Professor Steve Field (CBE FRCP FFPH FRCGP) 

Chief Inspector of General Practice

14th January 2016 - During a routine inspection pdf icon

Letter from the Chief Inspector of General Practice

We carried out an announced comprehensive inspection at Alveley Medical Practice on 14 January 2016. Overall the practice is rated as good.

Our key findings across all the areas we inspected were as follows:

  • Staff understood and fulfilled their responsibilities to raise concerns and report incidents and near misses. All opportunities for learning from internal and external incidents were maximised.

  • The practice used innovative and proactive methods to improve patient outcomes, working with other local providers to share best practice. For example following a significant event the safeguarding team were contacted as the practice had been informed that they could not refer twice. The safeguarding team reviewed the procedures and emailed practices with the changes made.

  • Feedback from patients about their care was consistently and strongly positive.

  • The practice worked closely with other organisations and with the local community in planning how services were provided to ensure that they meet patients’ needs. For example the practice had offered extended hours since 2009 for it patients on Wednesday mornings from 6.45am.

  • The practice implemented suggestions for improvements and made changes to the way it delivered services as a consequence of feedback from patients and from the patient participation group. For example, the practice purchased a Doppler machine to support its patients and 24 hour blood pressure monitoring to provide these as in house services to its patients.
  • The practice had good facilities and was well equipped to treat patients and meet their needs. Information about how to complain was available and easy to understand

  • The practice had a clear vision which had quality and safety as its top priority. The strategy to deliver this vision had been produced with stakeholders and was regularly reviewed and discussed with staff.
  • The practice had completed audits which demonstrated improved outcomes for patients. For example, the practice had completed an audit in 2015 which showed of those patients who had expressed a preference, 90.9% patients died at home (their preference) with the practice and community care and support.

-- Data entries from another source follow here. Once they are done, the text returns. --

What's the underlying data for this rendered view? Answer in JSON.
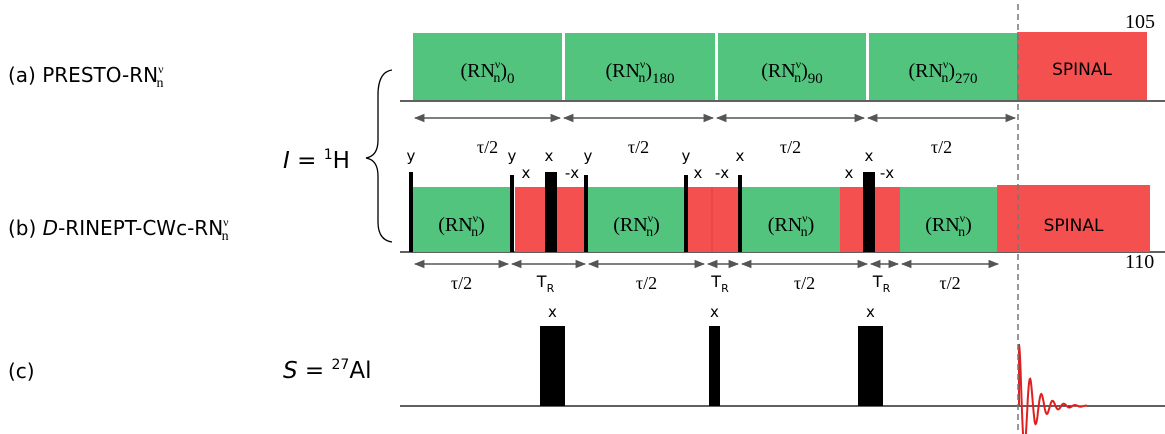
{
  "margin_numbers": [
    "105",
    "110"
  ],
  "channels": {
    "I": {
      "symbol": "I",
      "eq": " = ",
      "sup": "1",
      "nucleus": "H"
    },
    "S": {
      "symbol": "S",
      "eq": " = ",
      "sup": "27",
      "nucleus": "Al"
    }
  },
  "sequence_a": {
    "label": {
      "tag": "(a) ",
      "name": "PRESTO-RN",
      "sup": "ν",
      "sub": "n"
    },
    "blocks": [
      {
        "open": "(RN",
        "sup": "ν",
        "sub": "n",
        "close": ")",
        "phase": "0"
      },
      {
        "open": "(RN",
        "sup": "ν",
        "sub": "n",
        "close": ")",
        "phase": "180"
      },
      {
        "open": "(RN",
        "sup": "ν",
        "sub": "n",
        "close": ")",
        "phase": "90"
      },
      {
        "open": "(RN",
        "sup": "ν",
        "sub": "n",
        "close": ")",
        "phase": "270"
      },
      {
        "text": "SPINAL"
      }
    ],
    "delays": [
      "τ/2",
      "τ/2",
      "τ/2",
      "τ/2"
    ]
  },
  "sequence_b": {
    "label": {
      "tag": "(b) ",
      "italic": "D",
      "name": "-RINEPT-CWc-RN",
      "sup": "ν",
      "sub": "n"
    },
    "blocks": [
      {
        "open": "(RN",
        "sup": "ν",
        "sub": "n",
        "close": ")"
      },
      {
        "open": "(RN",
        "sup": "ν",
        "sub": "n",
        "close": ")"
      },
      {
        "open": "(RN",
        "sup": "ν",
        "sub": "n",
        "close": ")"
      },
      {
        "open": "(RN",
        "sup": "ν",
        "sub": "n",
        "close": ")"
      },
      {
        "text": "SPINAL"
      }
    ],
    "phases": [
      "y",
      "y",
      "x",
      "x",
      "-x",
      "y",
      "y",
      "x",
      "-x",
      "x",
      "x",
      "x",
      "-x"
    ],
    "delays": [
      {
        "text": "τ/2"
      },
      {
        "main": "T",
        "sub": "R"
      },
      {
        "text": "τ/2"
      },
      {
        "main": "T",
        "sub": "R"
      },
      {
        "text": "τ/2"
      },
      {
        "main": "T",
        "sub": "R"
      },
      {
        "text": "τ/2"
      }
    ]
  },
  "sequence_c": {
    "label": {
      "tag": "(c)"
    },
    "phases": [
      "x",
      "x",
      "x"
    ]
  }
}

  • The practice had been proactive in improving the availability of services for people with mental health problems. For example, the practice completed joint monthly visits with a Consultant Psychiatrist from the Community Mental Health Trust (CMHT). This was to improve access to CMHT and due to a high number of referrals concerning mental health issues.
  • The practice in 2015 completed an audit on timescales for repeat prescriptions. The findings were that on average it took 0.7 days to dispense a prescription. This demonstrated the efficiency of the repeat prescriptions processes and that they regularly exceeded their own standard operating procedure expectations, which suggested medicines be dispensed within 48 hours.

However there were areas of practice where the provider should make improvements:

  • Consider implementing a more robust system to ensure appropriate action is taken should patients who were not eligible to use the practice dispensary not collect prescriptions.

  • Consider a lightweight carrier vessel for the portable oxygen supply to enable safe and easy transportation of oxygen by staff.

  • Ensure that actions required in the practice Legionella report and already completed by staff are documented.